Mardin Museum is a museum in Mardin, Turkey

==Location and history==

The museum is to the north of the Cumhuriyet Street at .

The former museum of Mardin was in Zincirli Medrese, a building constructed by the Artukids in the 14th century. The present museum was opened in 1995.

The museum building was constructed by the Syriac Catholic Church of Antioch in 1895. In the 20th century besides being a religious office, the building was used for various services. The Ministry of Culture purchased the building and after restoration it was opened as a museum in 1995 .

The building was made of cut limestone. There are unique ornaments on the internal and external vaults, arches, rails and column heads. It is a three-storey building. Reception, conference, exhibition and resting halls are in the ground floor. The ethnography hall and library are in the upper floor.
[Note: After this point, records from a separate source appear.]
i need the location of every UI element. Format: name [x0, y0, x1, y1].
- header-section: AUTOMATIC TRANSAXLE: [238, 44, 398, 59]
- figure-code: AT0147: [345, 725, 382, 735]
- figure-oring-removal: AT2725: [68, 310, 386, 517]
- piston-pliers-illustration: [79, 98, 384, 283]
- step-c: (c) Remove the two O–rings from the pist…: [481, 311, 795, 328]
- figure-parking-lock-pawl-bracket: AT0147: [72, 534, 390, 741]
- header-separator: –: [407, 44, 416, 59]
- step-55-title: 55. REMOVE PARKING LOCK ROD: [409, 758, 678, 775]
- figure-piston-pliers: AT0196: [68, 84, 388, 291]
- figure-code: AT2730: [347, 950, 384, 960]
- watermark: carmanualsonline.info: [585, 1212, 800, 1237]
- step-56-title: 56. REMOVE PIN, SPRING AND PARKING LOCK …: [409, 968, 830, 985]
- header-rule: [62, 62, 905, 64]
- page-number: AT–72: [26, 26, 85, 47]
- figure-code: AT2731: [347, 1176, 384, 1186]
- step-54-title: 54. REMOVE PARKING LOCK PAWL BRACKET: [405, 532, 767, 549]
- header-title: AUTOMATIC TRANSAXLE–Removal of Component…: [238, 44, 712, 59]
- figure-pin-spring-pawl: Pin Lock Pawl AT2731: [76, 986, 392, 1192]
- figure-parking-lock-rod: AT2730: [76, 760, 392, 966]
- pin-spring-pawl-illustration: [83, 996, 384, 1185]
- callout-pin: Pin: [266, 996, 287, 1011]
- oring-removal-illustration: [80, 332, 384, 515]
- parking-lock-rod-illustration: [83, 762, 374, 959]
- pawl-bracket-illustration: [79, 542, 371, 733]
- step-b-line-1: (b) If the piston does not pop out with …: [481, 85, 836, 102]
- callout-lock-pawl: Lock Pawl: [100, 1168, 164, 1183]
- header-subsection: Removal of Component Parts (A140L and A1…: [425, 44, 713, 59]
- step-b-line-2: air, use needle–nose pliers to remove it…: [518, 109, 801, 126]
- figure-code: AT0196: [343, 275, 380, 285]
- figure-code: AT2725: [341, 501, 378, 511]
The uppermost floor is reserved for administrative offices and the archaeology section.

==Exhibited items==
Mardin area and especially Midyat ilçe (district) is known for silver works In the ethnography hall, necklaces, earrings, bracelets, anklets, diadems, hair jewelry and copper and silver ornaments are exhibited. There are also clothes, swords, prayer beads, and coffee sets (locally known as mırra).

In the archaeological halls, tools from old Bronze Age, Assyrian, Urartu, Hellenistic, Achaemenid Empire, Roman Empire, Byzantine Empire, Seljuks, Artukids and the Ottoman Empire are exhibited. These are stamps, figurines, jewelry, ceramics, coins, tear bottles, candles etc.